In the classroom the students presented also their own work and exposed it to scrutiny by the present staff and fellow-participants. We were pleased to realise how the work of participants who had completed two or three courses at the post-graduate school had evolved, which showed that the programme in general was useful.
As a last wrap-up, we held discussions under the leadership the faculty how this ties in to the current tendencies in Arctic governance, security and geopolitics on all levels from the local village in the Arctic all the way to the United Nations.
From the scholarly point of view, it was most interesting to follow topical issues such as: what is security in all its facets in the Arctic, the role of science in Arctic geopolitics, track one and track two diplomacy, the role of China in Arctic governance, the future of the Arctic Council and the role of state and non-state actors in it, but also how good scholarship can help solving specific problems of the indigenous and local people in the Arctic, as well as how industry can take better into account the interests of indigenous people.
In past courses, this programme had set itself not only professional tasks, but also social ones.
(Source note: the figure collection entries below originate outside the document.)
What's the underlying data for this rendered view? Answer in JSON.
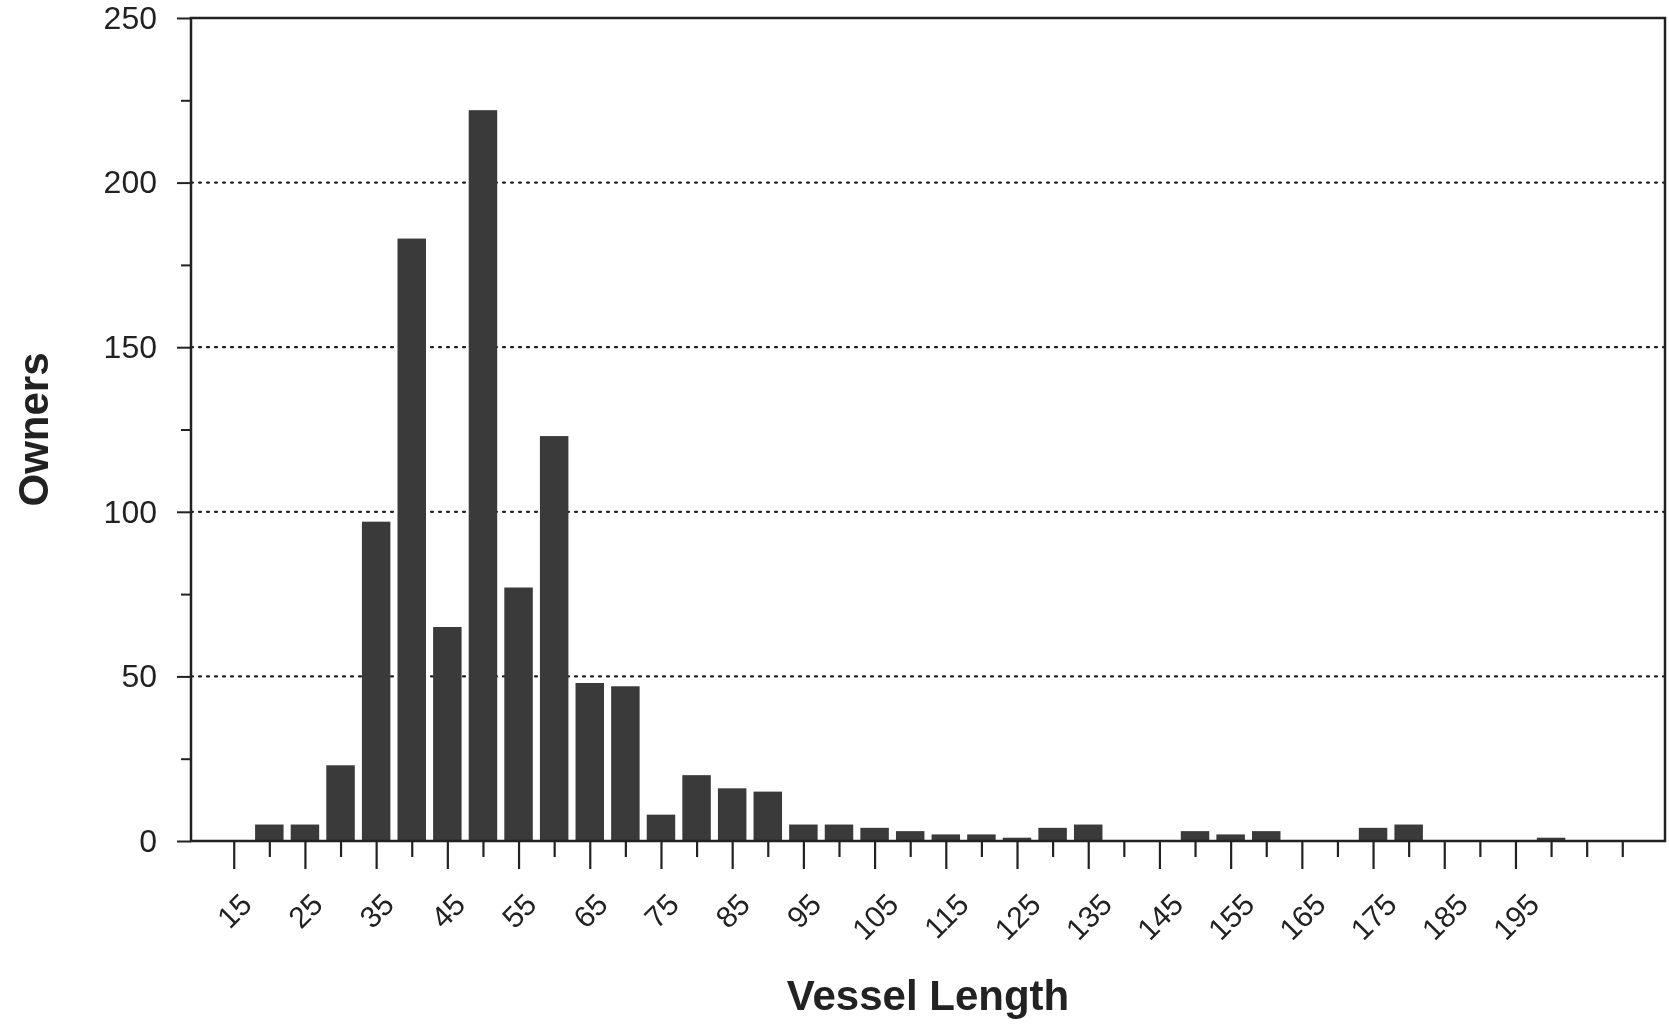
{
  "chart_data": {
    "type": "bar",
    "xlabel": "Vessel Length",
    "ylabel": "Owners",
    "color": "#3a3a3a",
    "x": [
      20,
      25,
      30,
      35,
      40,
      45,
      50,
      55,
      60,
      65,
      70,
      75,
      80,
      85,
      90,
      95,
      100,
      105,
      110,
      115,
      120,
      125,
      130,
      135,
      140,
      145,
      150,
      155,
      160,
      165,
      170,
      175,
      180,
      185,
      190,
      195,
      200
    ],
    "values": [
      5,
      5,
      23,
      97,
      183,
      65,
      222,
      77,
      123,
      48,
      47,
      8,
      20,
      16,
      15,
      5,
      5,
      4,
      3,
      2,
      2,
      1,
      4,
      5,
      0,
      0,
      3,
      2,
      3,
      0,
      0,
      4,
      5,
      0,
      0,
      0,
      1
    ],
    "xlim": [
      9,
      216
    ],
    "xticks": [
      15,
      {
        "value": 20,
        "label": null
      },
      25,
      {
        "value": 30,
        "label": null
      },
      35,
      {
        "value": 40,
        "label": null
      },
      45,
      {
        "value": 50,
        "label": null
      },
      55,
      {
        "value": 60,
        "label": null
      },
      65,
      {
        "value": 70,
        "label": null
      },
      75,
      {
        "value": 80,
        "label": null
      },
      85,
      {
        "value": 90,
        "label": null
      },
      95,
      {
        "value": 100,
        "label": null
      },
      105,
      {
        "value": 110,
        "label": null
      },
      115,
      {
        "value": 120,
        "label": null
      },
      125,
      {
        "value": 130,
        "label": null
      },
      135,
      {
        "value": 140,
        "label": null
      },
      145,
      {
        "value": 150,
        "label": null
      },
      155,
      {
        "value": 160,
        "label": null
      },
      165,
      {
        "value": 170,
        "label": null
      },
      175,
      {
        "value": 180,
        "label": null
      },
      185,
      {
        "value": 190,
        "label": null
      },
      195,
      {
        "value": 200,
        "label": null
      },
      {
        "value": 205,
        "label": null
      },
      {
        "value": 210,
        "label": null
      }
    ],
    "ylim": [
      0,
      250
    ],
    "yticks": [
      0,
      {
        "value": 25,
        "label": null
      },
      50,
      {
        "value": 75,
        "label": null
      },
      100,
      {
        "value": 125,
        "label": null
      },
      150,
      {
        "value": 175,
        "label": null
      },
      200,
      {
        "value": 225,
        "label": null
      },
      250
    ],
    "grid": "y"
  }
}
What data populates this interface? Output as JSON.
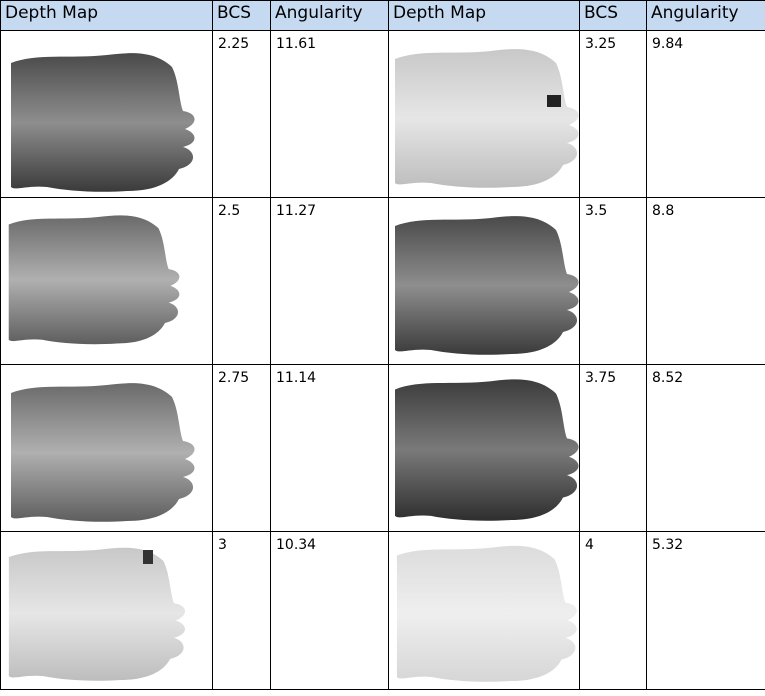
{
  "headers": [
    "Depth Map",
    "BCS",
    "Angularity",
    "Depth Map",
    "BCS",
    "Angularity"
  ],
  "rows": [
    {
      "left": {
        "bcs": "2.25",
        "angularity": "11.61",
        "depth_map_icon": "cow-back-depth-map-dark"
      },
      "right": {
        "bcs": "3.25",
        "angularity": "9.84",
        "depth_map_icon": "cow-back-depth-map-light"
      }
    },
    {
      "left": {
        "bcs": "2.5",
        "angularity": "11.27",
        "depth_map_icon": "cow-back-depth-map-medium"
      },
      "right": {
        "bcs": "3.5",
        "angularity": "8.8",
        "depth_map_icon": "cow-back-depth-map-dark"
      }
    },
    {
      "left": {
        "bcs": "2.75",
        "angularity": "11.14",
        "depth_map_icon": "cow-back-depth-map-medium"
      },
      "right": {
        "bcs": "3.75",
        "angularity": "8.52",
        "depth_map_icon": "cow-back-depth-map-darkest"
      }
    },
    {
      "left": {
        "bcs": "3",
        "angularity": "10.34",
        "depth_map_icon": "cow-back-depth-map-light"
      },
      "right": {
        "bcs": "4",
        "angularity": "5.32",
        "depth_map_icon": "cow-back-depth-map-lightest"
      }
    }
  ],
  "colors": {
    "header_bg": "#c5d9f1",
    "border": "#000000"
  }
}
We continued this line also in Iceland, facilitating the meeting of the future scholarly elite in Arctic Studies with each other, to exchange ideas and make friends. Excursions are particularly useful for this, especially when you can tour the stunning Icelandic North and bath in the famous hot springs. Of course, the excursion was not just entertaining: it was a great idea of to organize it around a visit of the Chinese-Icelandic Aurora observatory “CIAO” close to Akureyri under construction.
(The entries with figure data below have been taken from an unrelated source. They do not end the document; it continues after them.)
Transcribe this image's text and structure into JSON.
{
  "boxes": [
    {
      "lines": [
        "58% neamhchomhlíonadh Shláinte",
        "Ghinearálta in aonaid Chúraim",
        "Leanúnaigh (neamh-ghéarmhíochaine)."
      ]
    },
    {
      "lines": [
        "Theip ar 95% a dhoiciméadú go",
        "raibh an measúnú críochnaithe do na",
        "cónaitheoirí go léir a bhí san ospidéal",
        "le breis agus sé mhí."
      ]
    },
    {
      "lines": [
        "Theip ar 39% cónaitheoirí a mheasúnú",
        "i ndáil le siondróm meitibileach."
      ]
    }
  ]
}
This facility is being built in Iceland for Chinese money, for scientific research in the Arctic. Marc Lanteigne’s lectures on the bus set this in very good scence as an example of Chinese track two diplomacy in the Arctic. Afterwards in the waters of hot springs we actively discussed the role of non-Arctic states in Arctic geopolitics, and how honest is Chinese scientific investment for the sake of science and not just for getting access to Arctic resources or transport routes.
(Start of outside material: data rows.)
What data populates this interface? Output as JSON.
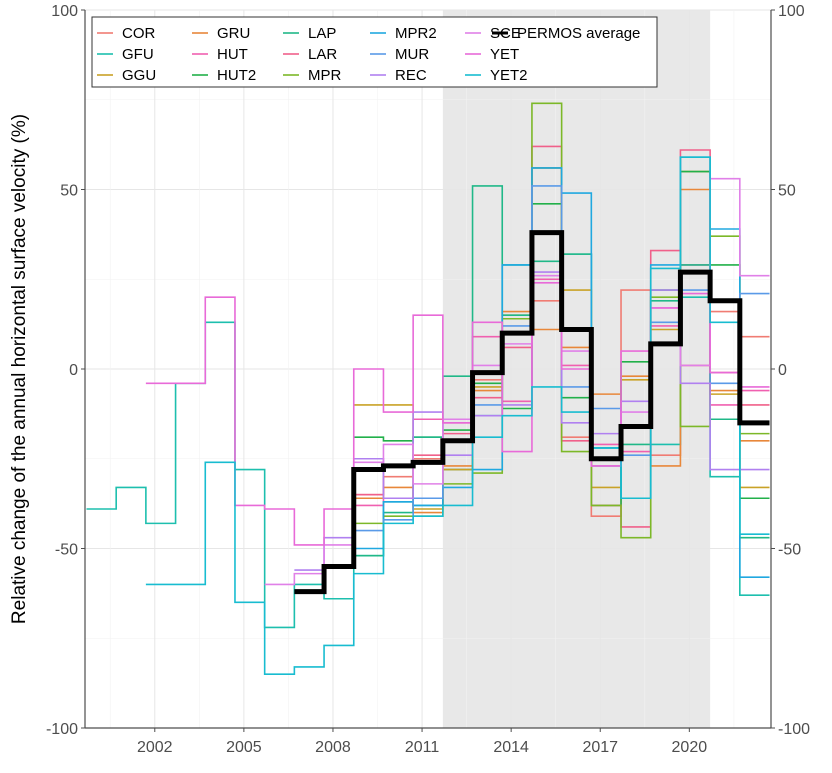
{
  "chart_data": {
    "type": "line",
    "step": true,
    "title": "",
    "xlabel": "",
    "ylabel": "Relative change of the annual horizontal surface velocity (%)",
    "xlim": [
      1999.65,
      2022.75
    ],
    "ylim": [
      -100,
      100
    ],
    "xticks": [
      2002,
      2005,
      2008,
      2011,
      2014,
      2017,
      2020
    ],
    "yticks": [
      -100,
      -50,
      0,
      50,
      100
    ],
    "secondary_y_axis": true,
    "grid": true,
    "shaded_period": [
      2011.7,
      2020.7
    ],
    "shade_color": "#e8e8e8",
    "legend_position": "top-left",
    "step_width_years": 1,
    "series": [
      {
        "name": "COR",
        "color": "#F07C73",
        "start": 2008.7,
        "values": [
          -35,
          -30,
          -25,
          -28,
          -3,
          10,
          19,
          -19,
          -41,
          22,
          -24,
          1,
          16,
          9
        ]
      },
      {
        "name": "GFU",
        "color": "#1DBFAE",
        "start": 1999.7,
        "values": [
          -39,
          -33,
          -43,
          -4,
          13,
          -28,
          -72,
          -60,
          -64,
          -52,
          -37,
          -38,
          -28,
          -13,
          29,
          56,
          32,
          -27,
          -36,
          -21,
          20,
          -30,
          -63
        ]
      },
      {
        "name": "GGU",
        "color": "#C9A227",
        "start": 2008.7,
        "values": [
          -10,
          -10,
          -39,
          -28,
          -5,
          15,
          56,
          22,
          -33,
          -3,
          11,
          55,
          -7,
          -33
        ]
      },
      {
        "name": "GRU",
        "color": "#E8873A",
        "start": 2008.7,
        "values": [
          -36,
          -33,
          -40,
          -27,
          -6,
          16,
          11,
          6,
          -7,
          -2,
          -27,
          50,
          -6,
          -20
        ]
      },
      {
        "name": "HUT",
        "color": "#F060B0",
        "start": 2008.7,
        "values": [
          -38,
          -36,
          -14,
          -15,
          9,
          -9,
          25,
          1,
          -21,
          -23,
          12,
          29,
          -10,
          -6
        ]
      },
      {
        "name": "HUT2",
        "color": "#22B04A",
        "start": 2008.7,
        "values": [
          -19,
          -20,
          -19,
          -17,
          -4,
          -11,
          46,
          -8,
          -38,
          2,
          22,
          55,
          29,
          -36
        ]
      },
      {
        "name": "LAP",
        "color": "#20B888",
        "start": 2008.7,
        "values": [
          -52,
          -40,
          -19,
          -2,
          51,
          15,
          30,
          32,
          -22,
          -21,
          19,
          29,
          -14,
          -47
        ]
      },
      {
        "name": "LAR",
        "color": "#F0608A",
        "start": 2008.7,
        "values": [
          -35,
          -27,
          -24,
          -18,
          -8,
          6,
          62,
          -20,
          -38,
          -44,
          33,
          61,
          -1,
          -10
        ]
      },
      {
        "name": "MPR",
        "color": "#7CB828",
        "start": 2008.7,
        "values": [
          -43,
          -41,
          -41,
          -32,
          -29,
          14,
          74,
          -23,
          -38,
          -47,
          20,
          -16,
          37,
          -18
        ]
      },
      {
        "name": "MPR2",
        "color": "#20A8E0",
        "start": 2008.7,
        "values": [
          -50,
          -37,
          -38,
          -33,
          -28,
          29,
          56,
          49,
          -22,
          -36,
          29,
          59,
          39,
          -58
        ]
      },
      {
        "name": "MUR",
        "color": "#5A9AE8",
        "start": 2008.7,
        "values": [
          -45,
          -42,
          -36,
          -20,
          -10,
          12,
          51,
          -5,
          -11,
          -24,
          13,
          22,
          -4,
          21
        ]
      },
      {
        "name": "REC",
        "color": "#B080F0",
        "start": 2006.7,
        "values": [
          -56,
          -47,
          -25,
          -36,
          -12,
          -24,
          -13,
          -10,
          27,
          -15,
          -18,
          -9,
          22,
          -4,
          -28,
          -28
        ]
      },
      {
        "name": "SCE",
        "color": "#E080E8",
        "start": 2005.7,
        "values": [
          -60,
          -57,
          -49,
          -26,
          -21,
          -32,
          -14,
          1,
          7,
          26,
          5,
          -27,
          -12,
          17,
          1,
          53,
          26
        ]
      },
      {
        "name": "YET",
        "color": "#E86AD8",
        "start": 2001.7,
        "values": [
          -4,
          -4,
          20,
          -38,
          -39,
          -49,
          -39,
          0,
          -12,
          15,
          -15,
          13,
          -23,
          24,
          0,
          -27,
          5,
          17,
          21,
          -1,
          -5
        ]
      },
      {
        "name": "YET2",
        "color": "#18BCD0",
        "start": 2001.7,
        "values": [
          -60,
          -60,
          -26,
          -65,
          -85,
          -83,
          -77,
          -57,
          -43,
          -41,
          -38,
          -19,
          -13,
          -5,
          -12,
          -22,
          -36,
          28,
          59,
          13,
          -46
        ]
      },
      {
        "name": "PERMOS average",
        "color": "#000000",
        "start": 2006.7,
        "values": [
          -62,
          -55,
          -28,
          -27,
          -26,
          -20,
          -1,
          10,
          38,
          11,
          -25,
          -16,
          7,
          27,
          19,
          -15
        ]
      }
    ]
  }
}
Course participants shared the view that both in the classroom and beyond, courses like this are a good opportunity to get a broader understanding of Arctic issues beyond your own narrowly defined topic, expose your work to colleagues and get comments by experienced faculty not only from your own university but all across the Arctic. Now it’s up to the students to live up to the expectations and hand in their assignments for the credits:)
Many thanks to the Centre for Peace Studies from UiT for spending so much time in putting this course together, and to our Icelandic hosts at the University of Akureyri, who provided an opportunity to conduct courses in their classrooms.